Not very long ago, the country was witness to a cruel prevalence of caste segregation in Tamil Nadu when the Dalit community in a Vellore village had to lower the corpse of its dead from a 20-foot-high bridge over a river, after the Upper Caste refused to give access to the road to the community’s cremation ground.
While the DMK government, in its bid to avoid recurrence of such incidents, recently tabled a bill announcing an annual cash prize of ₹10 lakh for villages which have a common crematorium ground or graveyard, activists have given a mixed response to it with some wondering if it will help in rooting out the deep-entrenched casteism in Tamil Nadu villages. Even though a similar award was announced by the previous government to abolish casteism, an RTI reply has found that not a single village was selected for it between 2014 and 2019.
Villages displaying promising results of caste abolition were earlier awarded ₹2 lakh cash prize each. The reward was increased to ₹10 lakh in 2012 during the AIADMK rule. To be nominated for the award, a village must satisfy seven criterions.
Public places like temples, shops, public wells, lakes, hotels and barber shops should be used by all sections of people irrespective of their caste and creed. There should be no curb for general public to take water from private wells. Members of other caste should have rented their houses to individuals from Scheduled Castes and Scheduled Tribes communities. All communities must eat together in ‘Jamabandhi’ (feast in which people from all castes participate) organised during festivals. The members of other communities must invite SC/ST people to their functions. A village would qualify for the award if people have lived in peace and harmony for many years.
Stalin’s offer of ₹10 lakh for common crematorium or graveyard is a new addition to the award.
Caste atrocities still rampant
While there is no data available on the number of villagers who have won the award, a reply to an RTI filed by a Madurai based NGO ‘Witness For Justice’ in 2019, has revealed that between 2014 and 2019, none of the villages have been selected for this award. There is no record of the award given away in the subsequent year.
The NGO has, however, said that a total of 68 villages in 24 Tamil Nadu districts have been declared ‘untouchability free’ between 2016 and 2019. It also found out that as of 2020, around 373 villages from 32 districts are prone to caste atrocities.
However, it should be noted that some of the panchayats were awarded with cash prizes during Independence Day celebrations held this year.
The data poses the question whether Stalin’s offer can help his government completely abolish untouchability.
Will cash reward work?
“It’s a big no,” says Kathir, founder, Evidence, an organisation working towards Dalit rights. “By providing cash awards, is the government accepting that untouchability is indeed practised in other villages?” he asked.
“Instead of awarding the villages which are ‘untouchability free’, why can’t the government think about fining the villages that practice untouchability? The village panchayats have the power to eradicate untouchability.
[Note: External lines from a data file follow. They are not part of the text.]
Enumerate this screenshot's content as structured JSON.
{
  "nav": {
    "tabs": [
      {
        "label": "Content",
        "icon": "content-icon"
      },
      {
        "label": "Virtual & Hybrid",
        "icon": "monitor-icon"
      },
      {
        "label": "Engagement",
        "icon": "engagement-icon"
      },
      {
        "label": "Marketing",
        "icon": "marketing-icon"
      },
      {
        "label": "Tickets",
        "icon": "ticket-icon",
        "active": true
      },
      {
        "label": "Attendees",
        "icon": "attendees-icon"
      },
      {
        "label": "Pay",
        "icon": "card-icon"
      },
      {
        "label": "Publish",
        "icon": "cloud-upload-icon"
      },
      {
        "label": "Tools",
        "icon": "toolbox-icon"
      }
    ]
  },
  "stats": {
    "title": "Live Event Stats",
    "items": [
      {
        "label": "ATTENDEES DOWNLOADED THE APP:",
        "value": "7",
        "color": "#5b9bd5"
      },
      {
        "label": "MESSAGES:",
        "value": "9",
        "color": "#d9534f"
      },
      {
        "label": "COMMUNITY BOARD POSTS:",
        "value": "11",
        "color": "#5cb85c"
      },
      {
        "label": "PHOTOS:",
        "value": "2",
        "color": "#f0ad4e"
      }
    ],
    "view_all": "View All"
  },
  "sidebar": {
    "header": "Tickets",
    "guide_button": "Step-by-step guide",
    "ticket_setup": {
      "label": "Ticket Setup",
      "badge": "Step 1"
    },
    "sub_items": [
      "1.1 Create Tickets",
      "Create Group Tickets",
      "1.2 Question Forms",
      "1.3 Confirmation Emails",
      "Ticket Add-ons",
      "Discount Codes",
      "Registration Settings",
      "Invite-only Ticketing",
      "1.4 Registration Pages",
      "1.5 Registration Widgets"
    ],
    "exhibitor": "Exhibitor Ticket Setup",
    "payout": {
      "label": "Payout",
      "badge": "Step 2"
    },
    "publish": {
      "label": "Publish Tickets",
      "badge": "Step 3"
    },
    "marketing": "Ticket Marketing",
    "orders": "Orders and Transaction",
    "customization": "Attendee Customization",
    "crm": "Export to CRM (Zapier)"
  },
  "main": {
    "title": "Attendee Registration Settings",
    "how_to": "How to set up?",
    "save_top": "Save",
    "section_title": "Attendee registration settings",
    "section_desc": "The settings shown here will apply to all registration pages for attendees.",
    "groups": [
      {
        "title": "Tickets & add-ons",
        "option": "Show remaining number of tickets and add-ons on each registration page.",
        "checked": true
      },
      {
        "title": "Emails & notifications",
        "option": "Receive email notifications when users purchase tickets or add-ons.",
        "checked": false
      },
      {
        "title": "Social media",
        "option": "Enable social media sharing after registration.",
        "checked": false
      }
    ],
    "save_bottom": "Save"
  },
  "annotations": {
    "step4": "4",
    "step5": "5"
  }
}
But they are lethargic in taking any action against the caste discrimination. This award scheme is a failed one,” he added.
Stating that untouchability cannot be abolished through cash rewards, Kathir says the government should instead focus on other ways like sensitising students against caste bias from a young age and making it a part of the school curriculum and training panchayat leaders in tackling caste issues among others.
While welcoming the state’s move, S Nanda Kumar, general secretary, Thannatchi, an organisation working towards creating awareness about Panchayat Raj said though there is a lack of data on ‘untouchability-free’ panchayats, many panchayats are working towards eradication of untouchability on the ground without knowing that they are creating ‘caste-free’ villages in the process.
“By providing drinking water facilities to all the households, constructing homes for the needy and carrying out sanitation works, some of the panchayats have indeed eliminated untouchability. With the updated version of the award scheme, we can hope that more and more panchayats will be recognised for their work in the future,” he added.